Tasha nods, which is silly, as he can't see it. Her fingers curl around the strap of her backpack as a rugged, haggard looking man walks close by on the pier, glancing at her in a frightening way. "I … yeah. I thought it'd be a quick trip here and back. I can go back to the Lighthouse if the boats aren't safe, or…" Or one of the safehouses on Staten goes unsaid. "Was… were the visions real, like, premonitions, or like… like some nightmares or something?" She wasn't in the city when the Nightmare Man held his (her) reign of terror, but she heard about him. Please say they aren't real, she thinks to herself.

"I don't know, Tasha." Remarkably patient while he plugs into the phone and mouses over to call up the usual tracer, he shifts the phone from one shoulder to another and shakes his head irritably at a younger woman trying to wave still another phone at him from the door. Which she just opened. Probably after he ignored her knocking.

He juts his jaw when she covers the receiver and mouths, Praeger, his brow furrowed and teeth just starting to show. "No one knows anything. Call your mother if you haven't already. I have to go."
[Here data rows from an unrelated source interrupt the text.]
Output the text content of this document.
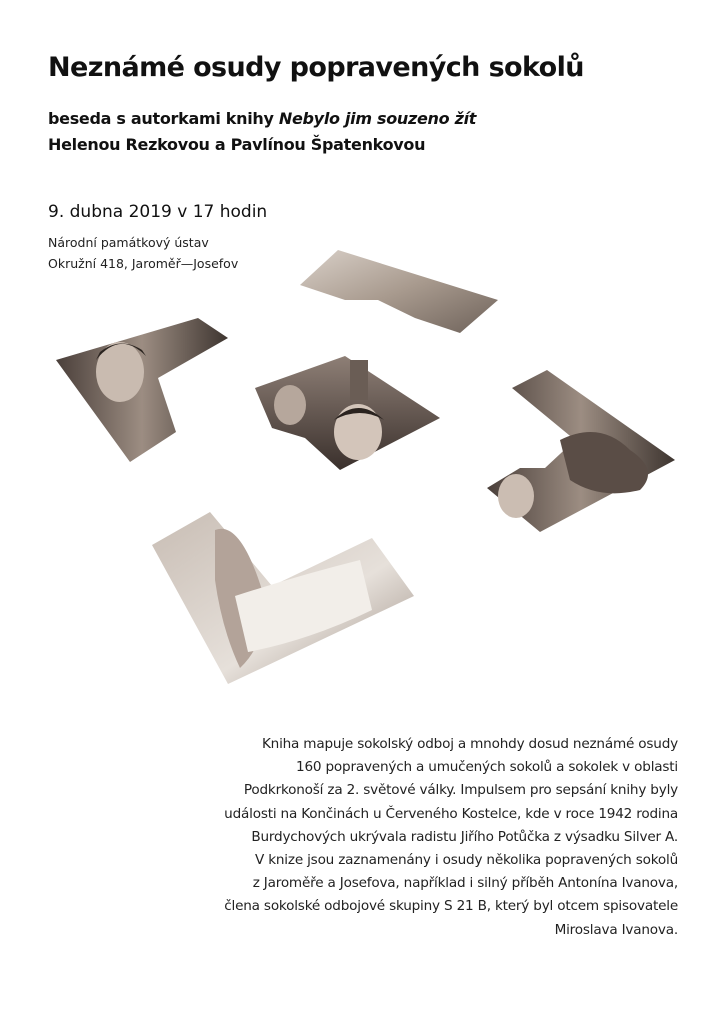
Neznámé osudy popravených sokolů
beseda s autorkami knihy Nebylo jim souzeno žít
Helenou Rezkovou a Pavlínou Špatenkovou
9. dubna 2019 v 17 hodin
Národní památkový ústav
Okružní 418, Jaroměř—Josefov
Kniha mapuje sokolský odboj a mnohdy dosud neznámé osudy
160 popravených a umučených sokolů a sokolek v oblasti
Podkrkonoší za 2. světové války. Impulsem pro sepsání knihy byly
události na Končinách u Červeného Kostelce, kde v roce 1942 rodina
Burdychových ukrývala radistu Jiřího Potůčka z výsadku Silver A.
V knize jsou zaznamenány i osudy několika popravených sokolů
z Jaroměře a Josefova, například i silný příběh Antonína Ivanova,
člena sokolské odbojové skupiny S 21 B, který byl otcem spisovatele
Miroslava Ivanova.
"Okay," Tasha says softly. She hadn't called her mother yet but sent a text — mostly because she didn't want to tie up her phone if Colette tried calling back, as somehow she fails to understand how the call waiting on her cell phone works and hangs up on one or both parties every time.

She looks up at the cloudy sky, blinking back tears again. "Thanks for calling," she adds softer yet, that choked-sound in her throat suggesting that whatever she saw — either in the vision or the world recovering from the vision — has shaken her. But whatever she saw will join the ranks of all the other things she and he have not talked about.

"Call your mother," repeated by means of a dubious 'you're welcome' or even 'adios,' Vincent hits tab, enter and a few seconds later, the end call button on his Blackberry. Then he's plugging his landline in and saying, "Just transfer him, please," and alternately reaching for his reading glasses and gesturing for invasive company to get the hell out. As Lazzaros do.